Tears of the Maasai
Praise for Tears of the Maasai
“Engaging and entertaining”- Adelaide Advertiser
“An impressive debut novel”- Illawarra Mercury
“Rich with historical detail as well as the sights and sounds of modern-day Africa, Tears of the Maasai is an epic story”- Pittwater Life
In the tradition of Beverley Harper comes a sweeping story of love and honour.
After a disastrous affair, Jack Morgan is at an emotional crossroads. When he’s offered a UN posting in Kenya he grabs it, believing time spent on foreign soil will help him forget and move on. But Africa is a land of danger, adventure and temptation, and within weeks of arriving Jack is seduced – by the spectacular Serengeti National Park, the rich Kenyan culture, and a beautiful Maasai woman named Malaika.
Strong, successful and fiercely independent, Malaika works in the Nairobi office of a US aid agency. But she, too, carries a burden within: she fled her abusive father as a young child, and in doing so was forced to abandon her majestic Maasai heritage and repress painful memories. Determined to protect her hard-won autonomy – a rarity for women in Africa – Malaika approaches Jack with curiosity. And caution.
But the heart knows no boundaries, and their love takes its course, drawing attention from officials both black and white. When Malaika is reunited with a Maasai man she had long ago forgotten, she is plunged back into a world of ancient curses and tribal responsibilities, a world for which neither she nor Jack is prepared.
At the centre of a gathering storm, Malaika and Jack must decide if their pasts can permit a future for their love… Rich with historical detail as well as the sights and sounds of modern-day Africa, Tears of the Maasai is an epic story about family, responsibility, and the cost of loving. In prose that is as broad as the plain and as colourful as the wildlife, Frank Coates brings together black and white, old and new, and shows how we must first look back in order to look forward.
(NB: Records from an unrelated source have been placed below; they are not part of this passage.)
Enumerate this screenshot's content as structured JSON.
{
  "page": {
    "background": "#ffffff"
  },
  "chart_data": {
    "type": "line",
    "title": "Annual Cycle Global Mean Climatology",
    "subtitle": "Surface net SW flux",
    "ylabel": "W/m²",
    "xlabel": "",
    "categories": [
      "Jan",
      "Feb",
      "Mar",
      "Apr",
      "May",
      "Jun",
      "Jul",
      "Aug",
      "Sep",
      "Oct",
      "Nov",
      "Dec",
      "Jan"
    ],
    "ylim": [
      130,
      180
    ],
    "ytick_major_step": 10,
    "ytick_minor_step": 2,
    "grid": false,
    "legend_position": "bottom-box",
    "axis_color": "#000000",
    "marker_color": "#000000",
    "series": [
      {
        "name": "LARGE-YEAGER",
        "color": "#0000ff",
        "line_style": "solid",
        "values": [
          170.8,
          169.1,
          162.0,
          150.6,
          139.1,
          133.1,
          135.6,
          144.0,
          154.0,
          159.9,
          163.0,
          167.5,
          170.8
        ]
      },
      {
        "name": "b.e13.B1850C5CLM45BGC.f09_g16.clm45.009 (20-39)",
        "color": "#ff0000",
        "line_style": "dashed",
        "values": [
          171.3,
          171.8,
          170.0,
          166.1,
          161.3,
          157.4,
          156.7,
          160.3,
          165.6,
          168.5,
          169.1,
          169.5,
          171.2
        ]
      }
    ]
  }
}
With the author behind the Scenes of Tears of the Maasai
Tears of the Maasai grew out of a number of anecdotal short stories I wrote during 1999 –2000. I had waited a long time before doing anything about my desire to write – 30 years in fact – but I finally ‘grasped the nettle’. I enrolled in a short course on creative writing at TAFE. It focussed on short stories and the opportunities to get them published.
But I had problems with the genre. I didn’t have the discipline to keep the stories tight and punchy, and they went on and on – far too long for their own good. All I really wanted to write about was my life and experiences in Africa years before, but which were still very much on my mind.
I felt I had failed the course, but surprisingly, the teacher invited me to join a writers’ group, and through them I began to work on my technique, and my stories.
After many failed attempts to keep my short stories short, the writer’s group finally convinced me to write the novel I obviously wanted to write. I strenuously denied this at first, ‘I still had the day job’, I told them, and certainly no time for such an enormous undertaking.
But I worked on the novel for the next two years, during which time it went through a number of titles including Tears of the Lion and Sendeyo’s Curse before arriving at Tears of the Maasai. When I had the completed manuscript I embarked upon a series of exciting events. First, I found an agent, and shortly after that I signed a two-book contract with publishers Harper Collins.
The subsequent events were an exhilarating ride, with each high more exciting than the last. The thrill of seeing Tears of the Maasai in book shops was unbelievable. I still get that same old buzz seeing my books on the shelves.